Capítulo 41
Jueves, 23 de septiembre de 1999, 11:50 PM
El Mausoleo, Capilla de los Cinco Distritos
Ciudad de Nueva York
—Eso no será necesario. Puedes dejarlo donde está. Por favor, apártate —la voz de Sturbridge sonaba neutra y desapasionada en la oscuridad. La única luz provenía de una abertura en lo alto. Otro corredor.
Se encontraban en las profundidades de las catacumbas. Cerca de las tumbas que alojaban los restos de los fundadores de la capilla. Pasillos que habían, mucho tiempo atrás, perdido toda justificación para mantener tráfico alguno con los seres que se levantaban de sus tumbas.
—¡Oh, gracias a Dios! El embajador está herido. Muy gravemente, me temo. Tenía miedo de moverlo. Se cayó desde la galería —Eva señaló a la distante luz que había sobre ellos—. Me llevó algún tiempo encontrar el camino para bajar.
Sturbridge dio una vuelta con cautela.
—Ha sido una estupidez bajar aquí sola. ¿Qué te ha llevado a...?
—El embajador insistió. Quería examinar los restos. Del cuerpo de Aarón y del de Jacqueline. Traté de pedir ayuda, pero supongo que los sistemas de seguridad no funcionan a esta profundidad.
—Así es. Continúa.
—Algo le ocurrió. Parecía atormentado, poseído. Estaba divagando sobre una miasma que se cernía sobre nosotros. ¿Sabéis lo último que me dijo? Me dijo que había pasado dos semanas durmiendo en la cama de un muerto y ahora estaba convencido de haberlo matado. Eso fue lo que me dijo. Le rogué que se detuviera, que me dejara ir. Le dije que me estaba asustando. Pero él... —parecía a punto de romper a llorar.
Eva se secó la cara con furia. Sus mangas se deslizaron hacia abajo y revelaron los magullados y golpeados antebrazos.
—Lo empujaste —se adelantó Sturbridge.
—Sí. ¡No! No exactamente. No lo empujé por... —tragó saliva con fuerza—. Me liberé y corrí. Podía oír cómo me seguía en la oscuridad. El hueco sonido de los huesos desperdigados por el suelo que repentinamente alzaban el vuelo y chocaban contra las paredes mientras él se acercaba.
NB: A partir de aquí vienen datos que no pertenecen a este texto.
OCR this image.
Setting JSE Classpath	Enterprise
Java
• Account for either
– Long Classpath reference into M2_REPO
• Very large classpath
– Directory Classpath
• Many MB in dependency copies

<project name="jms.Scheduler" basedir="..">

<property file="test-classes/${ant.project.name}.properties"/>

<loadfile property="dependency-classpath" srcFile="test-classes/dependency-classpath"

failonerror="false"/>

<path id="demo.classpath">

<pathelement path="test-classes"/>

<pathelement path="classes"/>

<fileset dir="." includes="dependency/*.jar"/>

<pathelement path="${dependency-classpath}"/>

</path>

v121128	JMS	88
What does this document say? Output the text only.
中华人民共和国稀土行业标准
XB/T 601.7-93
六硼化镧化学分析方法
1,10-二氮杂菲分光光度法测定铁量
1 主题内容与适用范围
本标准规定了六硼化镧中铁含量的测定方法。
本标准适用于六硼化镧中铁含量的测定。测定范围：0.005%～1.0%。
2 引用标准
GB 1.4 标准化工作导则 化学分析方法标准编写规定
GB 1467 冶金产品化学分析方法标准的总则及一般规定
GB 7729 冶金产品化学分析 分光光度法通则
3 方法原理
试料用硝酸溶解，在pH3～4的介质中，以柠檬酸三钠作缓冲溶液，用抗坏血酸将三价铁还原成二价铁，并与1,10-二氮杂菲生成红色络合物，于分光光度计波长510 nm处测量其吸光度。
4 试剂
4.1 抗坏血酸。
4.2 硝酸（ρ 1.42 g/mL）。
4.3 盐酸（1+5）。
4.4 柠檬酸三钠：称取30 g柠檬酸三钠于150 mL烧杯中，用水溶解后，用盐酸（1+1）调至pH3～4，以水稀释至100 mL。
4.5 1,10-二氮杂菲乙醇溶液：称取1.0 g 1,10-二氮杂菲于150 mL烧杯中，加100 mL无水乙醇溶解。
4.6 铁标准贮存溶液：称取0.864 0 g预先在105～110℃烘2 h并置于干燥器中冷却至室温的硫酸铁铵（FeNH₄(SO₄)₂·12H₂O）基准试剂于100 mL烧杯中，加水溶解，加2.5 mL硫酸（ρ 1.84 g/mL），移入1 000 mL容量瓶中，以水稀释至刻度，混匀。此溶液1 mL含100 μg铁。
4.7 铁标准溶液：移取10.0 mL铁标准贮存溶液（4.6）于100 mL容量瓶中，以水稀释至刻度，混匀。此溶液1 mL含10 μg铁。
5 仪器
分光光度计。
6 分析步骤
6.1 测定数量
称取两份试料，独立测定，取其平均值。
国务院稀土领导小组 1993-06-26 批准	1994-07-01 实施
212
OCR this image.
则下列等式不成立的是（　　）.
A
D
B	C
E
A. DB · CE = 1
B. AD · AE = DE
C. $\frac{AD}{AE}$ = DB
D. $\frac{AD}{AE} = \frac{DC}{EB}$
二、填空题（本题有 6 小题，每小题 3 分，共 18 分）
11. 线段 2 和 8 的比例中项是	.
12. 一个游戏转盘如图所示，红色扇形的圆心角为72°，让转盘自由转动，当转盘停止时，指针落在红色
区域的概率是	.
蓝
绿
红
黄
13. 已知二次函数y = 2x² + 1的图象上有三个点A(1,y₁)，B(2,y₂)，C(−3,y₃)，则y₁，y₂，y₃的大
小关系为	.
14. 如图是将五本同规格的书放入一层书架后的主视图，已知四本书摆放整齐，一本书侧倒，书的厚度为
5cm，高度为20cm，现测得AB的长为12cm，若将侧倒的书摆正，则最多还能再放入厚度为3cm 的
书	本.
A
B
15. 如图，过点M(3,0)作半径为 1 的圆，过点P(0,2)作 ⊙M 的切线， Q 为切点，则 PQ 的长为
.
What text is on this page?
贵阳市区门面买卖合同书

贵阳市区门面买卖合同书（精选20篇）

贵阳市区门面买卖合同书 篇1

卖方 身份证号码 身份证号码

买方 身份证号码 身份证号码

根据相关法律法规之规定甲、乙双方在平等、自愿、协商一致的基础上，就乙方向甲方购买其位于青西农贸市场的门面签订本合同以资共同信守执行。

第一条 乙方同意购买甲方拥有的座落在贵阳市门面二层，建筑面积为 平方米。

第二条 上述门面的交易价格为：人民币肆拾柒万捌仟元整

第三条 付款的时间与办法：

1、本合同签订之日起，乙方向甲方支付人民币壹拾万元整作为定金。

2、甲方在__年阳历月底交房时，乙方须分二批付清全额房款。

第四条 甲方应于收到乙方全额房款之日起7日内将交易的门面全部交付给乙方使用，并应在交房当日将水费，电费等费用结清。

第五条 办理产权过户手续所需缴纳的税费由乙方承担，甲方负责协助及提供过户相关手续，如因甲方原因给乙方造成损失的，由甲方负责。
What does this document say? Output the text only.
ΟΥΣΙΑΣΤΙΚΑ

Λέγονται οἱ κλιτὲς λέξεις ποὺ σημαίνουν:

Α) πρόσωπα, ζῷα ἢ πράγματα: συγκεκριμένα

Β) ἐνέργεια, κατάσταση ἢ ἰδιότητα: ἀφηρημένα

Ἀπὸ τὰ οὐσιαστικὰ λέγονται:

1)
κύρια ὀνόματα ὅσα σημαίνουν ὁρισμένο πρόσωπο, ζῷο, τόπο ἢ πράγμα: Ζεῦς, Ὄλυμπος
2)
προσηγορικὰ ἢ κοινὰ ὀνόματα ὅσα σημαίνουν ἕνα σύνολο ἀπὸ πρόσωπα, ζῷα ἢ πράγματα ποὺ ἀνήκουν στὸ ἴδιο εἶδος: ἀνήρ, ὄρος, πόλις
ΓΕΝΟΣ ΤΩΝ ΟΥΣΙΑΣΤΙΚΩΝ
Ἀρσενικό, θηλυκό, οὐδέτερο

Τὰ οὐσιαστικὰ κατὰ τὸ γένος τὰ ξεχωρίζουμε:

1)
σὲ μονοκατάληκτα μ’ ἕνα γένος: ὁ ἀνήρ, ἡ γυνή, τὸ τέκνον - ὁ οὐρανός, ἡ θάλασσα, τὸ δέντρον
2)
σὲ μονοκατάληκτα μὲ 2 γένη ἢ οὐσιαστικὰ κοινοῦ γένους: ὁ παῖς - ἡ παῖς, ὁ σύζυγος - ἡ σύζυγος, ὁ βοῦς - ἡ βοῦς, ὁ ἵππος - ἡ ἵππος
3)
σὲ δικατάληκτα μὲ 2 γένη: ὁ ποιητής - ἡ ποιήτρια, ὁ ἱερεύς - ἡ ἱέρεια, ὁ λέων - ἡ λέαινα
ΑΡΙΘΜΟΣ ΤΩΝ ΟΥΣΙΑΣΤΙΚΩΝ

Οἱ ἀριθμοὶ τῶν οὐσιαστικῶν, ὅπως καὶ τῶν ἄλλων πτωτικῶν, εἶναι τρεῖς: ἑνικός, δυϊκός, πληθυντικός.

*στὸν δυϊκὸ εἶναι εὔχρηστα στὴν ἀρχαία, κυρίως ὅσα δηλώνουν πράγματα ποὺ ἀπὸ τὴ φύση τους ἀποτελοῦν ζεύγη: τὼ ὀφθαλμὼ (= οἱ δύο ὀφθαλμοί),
De alguna manera lo perdí en la oscuridad. Encontré un nicho. De hecho, tropecé con él. Era uno de los más grandes y (gracias a Dios) desatendidos. Me arrastré a su interior y me acurruqué allí. Con los ojos cerrados con fuerza, esperando que todo terminara por sí solo. Pude oírlo mientras pasaba. Sentí que el aire estancado se removía a su paso. Olí el aroma salado de su esfuerzo. Y entonces desapareció. No mucho tiempo después, ciertamente antes de que me atreviera a moverme o siquiera a creer que estaba a salvo, escuché un grito prolongado y menguante y el eco reverberante del impacto.
—Una interpretación muy convincente. Debo felicitarte. Sí, me sería muy fácil llegar a creer tus cuentos de hadas.
La confusión y luego el dolor cruzaron con un parpadeo las facciones de la novicia.
—No os entiendo. ¿Por qué decís esas cosas horribles? ¡Miradme! —blandió sus magullados brazos alrededor del rostro manchado de sangre.
Sturbridge le devolvió la mirada sin pestañear y sacudió lentamente la cabeza.
La novicia parecía a punto de ceder a la histeria.
—No me creéis. ¿Qué es lo que creéis? ¿Que lo atraje hasta allí, hasta el borde del precipicio y lo arrojé por él? Miradme. Ni siquiera puedo cargar con su maldito cuerpo inconsciente. ¿De veras creéis que podría haber...?
—Ya basta, Eva. Ya ha terminado. Todo ha terminado.
—¡Oh, Su Regencia! Entonces es que me creéis. Él confirmará lo que he contado, sé que lo hará. Cuando vuelva en sí. Le haréis que os lo diga, ¿no es así?
—El embajador no regresará del lugar al que lo has enviado.
Sturbridge hablaba con certeza. Podía sentir el paso de las aguas heladas por sus venas. Conocía instintivamente las acuosas profundidades a las que había sido arrojado. Aunque quedase una tenue chispa de no-vida en la destrozada cáscara de su cuerpo, aquel que una vez había sido conocido como Logos Etrius no volvería a calentarse frente a ella.
—En eso os equivocáis, Su Regencia. Él regresará. Todos regresarán. Precisamente vos, entre todos, debéis daros cuenta de ello.